How to load a large HTTP dataset in DSS ?

UserBird
Dataiker
How to load a large HTTP dataset in DSS ?
Hi,

I actually work on Dataiku build on a cluster.

I want to load an HDFS dataset from an HTTP file (Zip contains csv). I use without problem the Network dataset interface on DSS. Problem is when I want to load a large csv file on HTTP (8Go). Dataiku can't detect it and returns me the Preview of the json.

It is possible to load directly a large files in DSS or I need to make a Recipes for this big file ?

Another solution ?
0 Kudos
2 Replies
cperdigou
Dataiker Alumni
I'm sorry I'm not sure I understand exactly your problem.

What do you call a HTTP file?

Is it a file that is currently on a remote server? In that case you can connect to it to create a dataset, then sync it to HDFS.

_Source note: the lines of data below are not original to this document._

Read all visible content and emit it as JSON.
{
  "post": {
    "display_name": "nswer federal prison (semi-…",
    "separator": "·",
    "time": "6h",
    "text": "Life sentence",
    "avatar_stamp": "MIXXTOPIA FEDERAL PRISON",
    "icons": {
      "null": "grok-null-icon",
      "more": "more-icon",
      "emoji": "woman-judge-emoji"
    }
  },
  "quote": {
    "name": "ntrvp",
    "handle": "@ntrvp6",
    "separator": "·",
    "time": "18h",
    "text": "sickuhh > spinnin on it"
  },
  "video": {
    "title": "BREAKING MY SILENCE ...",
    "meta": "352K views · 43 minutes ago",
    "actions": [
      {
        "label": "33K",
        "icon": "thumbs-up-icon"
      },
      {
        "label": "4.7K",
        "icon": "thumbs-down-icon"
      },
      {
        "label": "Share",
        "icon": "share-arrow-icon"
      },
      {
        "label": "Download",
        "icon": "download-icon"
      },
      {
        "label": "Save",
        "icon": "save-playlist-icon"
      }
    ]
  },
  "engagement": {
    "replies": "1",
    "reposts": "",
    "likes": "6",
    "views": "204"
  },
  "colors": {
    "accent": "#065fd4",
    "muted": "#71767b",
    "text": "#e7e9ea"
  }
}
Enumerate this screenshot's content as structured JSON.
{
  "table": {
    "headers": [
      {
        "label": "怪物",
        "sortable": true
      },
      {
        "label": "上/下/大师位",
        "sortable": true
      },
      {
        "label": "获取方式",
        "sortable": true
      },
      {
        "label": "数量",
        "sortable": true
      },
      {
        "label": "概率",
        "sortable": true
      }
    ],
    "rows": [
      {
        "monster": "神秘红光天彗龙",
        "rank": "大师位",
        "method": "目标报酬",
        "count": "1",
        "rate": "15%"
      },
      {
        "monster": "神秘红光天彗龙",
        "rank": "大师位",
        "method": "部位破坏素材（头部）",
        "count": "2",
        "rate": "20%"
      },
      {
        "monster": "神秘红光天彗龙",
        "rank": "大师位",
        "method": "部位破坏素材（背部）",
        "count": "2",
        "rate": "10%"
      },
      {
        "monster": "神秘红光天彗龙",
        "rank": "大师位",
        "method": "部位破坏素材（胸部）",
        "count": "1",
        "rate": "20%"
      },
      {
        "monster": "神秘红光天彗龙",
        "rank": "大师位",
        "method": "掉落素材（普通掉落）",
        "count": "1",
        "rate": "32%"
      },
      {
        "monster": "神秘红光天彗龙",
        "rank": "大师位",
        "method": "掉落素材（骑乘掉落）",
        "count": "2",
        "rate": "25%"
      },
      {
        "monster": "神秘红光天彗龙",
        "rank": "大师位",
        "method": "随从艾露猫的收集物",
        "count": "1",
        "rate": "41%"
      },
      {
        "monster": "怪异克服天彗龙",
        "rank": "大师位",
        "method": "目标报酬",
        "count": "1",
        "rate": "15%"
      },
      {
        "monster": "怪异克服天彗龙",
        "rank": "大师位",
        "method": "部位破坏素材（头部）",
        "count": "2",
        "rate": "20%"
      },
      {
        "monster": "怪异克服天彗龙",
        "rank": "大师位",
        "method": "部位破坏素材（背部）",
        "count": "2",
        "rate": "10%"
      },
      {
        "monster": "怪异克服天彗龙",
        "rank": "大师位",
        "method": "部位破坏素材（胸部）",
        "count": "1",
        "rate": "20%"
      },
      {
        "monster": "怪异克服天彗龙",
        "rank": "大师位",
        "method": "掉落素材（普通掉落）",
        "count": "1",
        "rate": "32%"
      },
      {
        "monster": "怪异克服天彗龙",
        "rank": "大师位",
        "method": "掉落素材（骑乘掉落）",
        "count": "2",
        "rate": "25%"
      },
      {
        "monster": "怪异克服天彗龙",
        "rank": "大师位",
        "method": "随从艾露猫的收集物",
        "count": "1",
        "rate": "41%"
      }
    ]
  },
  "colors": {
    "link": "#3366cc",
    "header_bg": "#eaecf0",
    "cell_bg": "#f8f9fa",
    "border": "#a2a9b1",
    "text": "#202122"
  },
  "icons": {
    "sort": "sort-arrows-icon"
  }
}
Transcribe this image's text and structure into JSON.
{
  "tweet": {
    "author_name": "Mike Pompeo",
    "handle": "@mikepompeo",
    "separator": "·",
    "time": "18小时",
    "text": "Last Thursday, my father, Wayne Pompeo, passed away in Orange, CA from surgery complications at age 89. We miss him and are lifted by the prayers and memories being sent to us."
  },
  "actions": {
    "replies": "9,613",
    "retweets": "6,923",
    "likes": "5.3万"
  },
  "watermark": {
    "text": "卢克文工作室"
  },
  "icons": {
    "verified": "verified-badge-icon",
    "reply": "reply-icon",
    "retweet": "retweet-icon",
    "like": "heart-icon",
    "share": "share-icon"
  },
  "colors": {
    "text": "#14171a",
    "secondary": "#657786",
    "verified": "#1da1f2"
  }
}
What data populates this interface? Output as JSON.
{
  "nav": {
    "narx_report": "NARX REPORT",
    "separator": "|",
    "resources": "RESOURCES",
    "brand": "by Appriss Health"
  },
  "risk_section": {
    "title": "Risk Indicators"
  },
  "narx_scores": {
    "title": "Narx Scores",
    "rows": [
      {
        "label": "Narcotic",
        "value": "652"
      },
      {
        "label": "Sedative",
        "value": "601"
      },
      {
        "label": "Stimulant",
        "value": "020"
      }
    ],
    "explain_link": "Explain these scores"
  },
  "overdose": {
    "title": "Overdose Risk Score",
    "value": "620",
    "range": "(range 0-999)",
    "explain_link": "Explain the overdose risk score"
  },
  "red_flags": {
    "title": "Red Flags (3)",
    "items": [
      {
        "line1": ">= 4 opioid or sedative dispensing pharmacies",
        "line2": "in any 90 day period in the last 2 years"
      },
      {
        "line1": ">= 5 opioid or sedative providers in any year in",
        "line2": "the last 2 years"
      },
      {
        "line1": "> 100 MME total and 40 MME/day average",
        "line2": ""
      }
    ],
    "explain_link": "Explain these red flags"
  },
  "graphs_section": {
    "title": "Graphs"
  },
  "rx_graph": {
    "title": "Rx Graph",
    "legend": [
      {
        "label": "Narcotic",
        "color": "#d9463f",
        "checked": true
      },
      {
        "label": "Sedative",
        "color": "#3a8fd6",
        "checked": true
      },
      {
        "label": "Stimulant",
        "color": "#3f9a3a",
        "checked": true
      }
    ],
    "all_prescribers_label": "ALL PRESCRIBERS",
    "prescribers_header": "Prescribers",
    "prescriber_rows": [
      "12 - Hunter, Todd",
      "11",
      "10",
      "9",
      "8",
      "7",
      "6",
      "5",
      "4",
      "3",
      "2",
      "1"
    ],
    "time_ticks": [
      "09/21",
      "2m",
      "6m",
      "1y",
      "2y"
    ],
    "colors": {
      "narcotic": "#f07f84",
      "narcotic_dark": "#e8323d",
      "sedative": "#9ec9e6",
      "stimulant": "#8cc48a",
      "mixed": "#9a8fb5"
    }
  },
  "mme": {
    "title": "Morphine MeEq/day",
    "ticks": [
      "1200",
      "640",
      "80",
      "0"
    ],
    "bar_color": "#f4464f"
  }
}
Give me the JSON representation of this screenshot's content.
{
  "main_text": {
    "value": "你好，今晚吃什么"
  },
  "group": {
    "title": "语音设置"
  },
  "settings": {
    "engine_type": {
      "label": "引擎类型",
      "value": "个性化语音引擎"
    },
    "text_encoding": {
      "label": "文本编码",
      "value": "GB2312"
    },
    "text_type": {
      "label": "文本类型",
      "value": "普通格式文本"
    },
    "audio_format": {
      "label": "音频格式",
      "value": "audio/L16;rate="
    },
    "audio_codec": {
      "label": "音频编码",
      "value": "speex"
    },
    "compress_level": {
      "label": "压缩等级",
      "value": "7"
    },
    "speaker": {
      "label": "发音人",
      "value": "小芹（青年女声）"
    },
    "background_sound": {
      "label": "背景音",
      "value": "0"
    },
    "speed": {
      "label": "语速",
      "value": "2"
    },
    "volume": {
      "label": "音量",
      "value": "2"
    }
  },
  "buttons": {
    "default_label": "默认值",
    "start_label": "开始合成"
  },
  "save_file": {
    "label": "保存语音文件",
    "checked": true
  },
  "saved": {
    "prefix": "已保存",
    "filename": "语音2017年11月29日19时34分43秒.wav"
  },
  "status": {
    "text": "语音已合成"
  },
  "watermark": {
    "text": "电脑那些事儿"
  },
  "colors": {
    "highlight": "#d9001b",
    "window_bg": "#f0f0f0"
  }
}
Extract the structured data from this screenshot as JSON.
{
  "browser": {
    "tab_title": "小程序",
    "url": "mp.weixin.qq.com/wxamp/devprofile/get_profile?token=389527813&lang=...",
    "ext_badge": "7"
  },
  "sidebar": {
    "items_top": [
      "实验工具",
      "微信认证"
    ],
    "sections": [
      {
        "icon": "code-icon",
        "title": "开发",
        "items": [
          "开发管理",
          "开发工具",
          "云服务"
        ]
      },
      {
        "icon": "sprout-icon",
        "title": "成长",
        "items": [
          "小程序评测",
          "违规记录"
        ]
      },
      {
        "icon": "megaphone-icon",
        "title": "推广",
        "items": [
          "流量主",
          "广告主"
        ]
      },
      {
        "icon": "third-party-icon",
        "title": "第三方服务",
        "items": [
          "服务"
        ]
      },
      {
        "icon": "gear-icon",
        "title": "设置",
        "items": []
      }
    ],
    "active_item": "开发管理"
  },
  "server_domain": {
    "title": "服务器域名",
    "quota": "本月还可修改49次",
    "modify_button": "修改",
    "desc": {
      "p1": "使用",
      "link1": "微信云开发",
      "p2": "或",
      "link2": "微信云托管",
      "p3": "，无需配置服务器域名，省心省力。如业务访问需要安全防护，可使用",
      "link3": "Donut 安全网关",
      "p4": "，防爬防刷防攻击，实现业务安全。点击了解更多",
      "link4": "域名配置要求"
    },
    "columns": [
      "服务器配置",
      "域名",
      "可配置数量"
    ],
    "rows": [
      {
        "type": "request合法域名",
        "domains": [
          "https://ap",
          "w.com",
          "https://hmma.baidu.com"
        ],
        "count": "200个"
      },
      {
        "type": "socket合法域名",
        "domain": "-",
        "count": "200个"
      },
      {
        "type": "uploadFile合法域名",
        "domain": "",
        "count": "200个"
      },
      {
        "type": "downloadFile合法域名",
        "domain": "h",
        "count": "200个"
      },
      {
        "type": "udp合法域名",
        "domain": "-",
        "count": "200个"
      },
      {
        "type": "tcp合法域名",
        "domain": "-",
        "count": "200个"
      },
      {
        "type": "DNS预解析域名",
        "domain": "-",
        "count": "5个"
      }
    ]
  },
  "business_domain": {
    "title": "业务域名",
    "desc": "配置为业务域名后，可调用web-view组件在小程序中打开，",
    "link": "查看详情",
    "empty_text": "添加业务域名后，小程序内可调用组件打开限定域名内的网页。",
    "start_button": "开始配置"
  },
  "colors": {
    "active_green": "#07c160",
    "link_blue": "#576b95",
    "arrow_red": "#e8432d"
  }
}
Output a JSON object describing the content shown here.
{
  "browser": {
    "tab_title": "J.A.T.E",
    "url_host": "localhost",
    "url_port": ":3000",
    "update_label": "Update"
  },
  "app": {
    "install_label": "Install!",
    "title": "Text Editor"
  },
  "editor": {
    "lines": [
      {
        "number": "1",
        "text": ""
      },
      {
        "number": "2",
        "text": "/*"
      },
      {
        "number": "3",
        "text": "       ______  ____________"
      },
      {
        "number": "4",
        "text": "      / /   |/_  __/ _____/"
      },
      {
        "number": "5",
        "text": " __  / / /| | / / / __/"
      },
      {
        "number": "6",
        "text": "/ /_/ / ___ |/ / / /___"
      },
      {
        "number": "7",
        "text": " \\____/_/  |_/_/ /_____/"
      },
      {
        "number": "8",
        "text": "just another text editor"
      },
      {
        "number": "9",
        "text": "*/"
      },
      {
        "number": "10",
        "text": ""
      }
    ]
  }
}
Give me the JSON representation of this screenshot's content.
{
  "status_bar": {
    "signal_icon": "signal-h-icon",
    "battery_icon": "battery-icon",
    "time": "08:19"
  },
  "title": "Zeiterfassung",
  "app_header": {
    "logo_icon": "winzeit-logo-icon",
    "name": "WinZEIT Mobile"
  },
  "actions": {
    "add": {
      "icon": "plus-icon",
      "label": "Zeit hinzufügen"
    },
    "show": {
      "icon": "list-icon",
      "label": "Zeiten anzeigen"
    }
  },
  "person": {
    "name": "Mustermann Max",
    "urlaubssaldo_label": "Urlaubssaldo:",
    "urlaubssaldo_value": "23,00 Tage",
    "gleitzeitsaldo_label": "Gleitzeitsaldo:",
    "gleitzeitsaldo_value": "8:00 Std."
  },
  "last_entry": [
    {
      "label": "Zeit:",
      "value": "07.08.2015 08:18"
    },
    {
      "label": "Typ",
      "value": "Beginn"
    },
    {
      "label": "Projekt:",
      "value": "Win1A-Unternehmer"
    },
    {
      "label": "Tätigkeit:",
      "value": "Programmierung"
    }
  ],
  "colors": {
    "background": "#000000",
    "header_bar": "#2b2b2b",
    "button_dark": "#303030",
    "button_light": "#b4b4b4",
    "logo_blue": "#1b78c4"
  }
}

Is it a file that currently is on your local computer? In that case, I guess because of its size the upload does not work and you should try scp ing the file directly on the server, then creating a filesystem dataset pointing to that file.
0 Kudos
Helka
Level 1
Hi cperdigou,

My csv file is stocked online in a remote server (into a zip file : http://files.data.gouv.fr/sirene/). When I use the Network dataset interface on DSS I have no problem connecting into a smaller csv (100Mo). But with a 8Go file I can't connect to it to create a dataset cause it's too big.

Dataiku is installed on a VM with a cluster Hadoop. Maybe can I use the Hadoop powerfull to load this big datafile into Dataiku ?
0 Kudos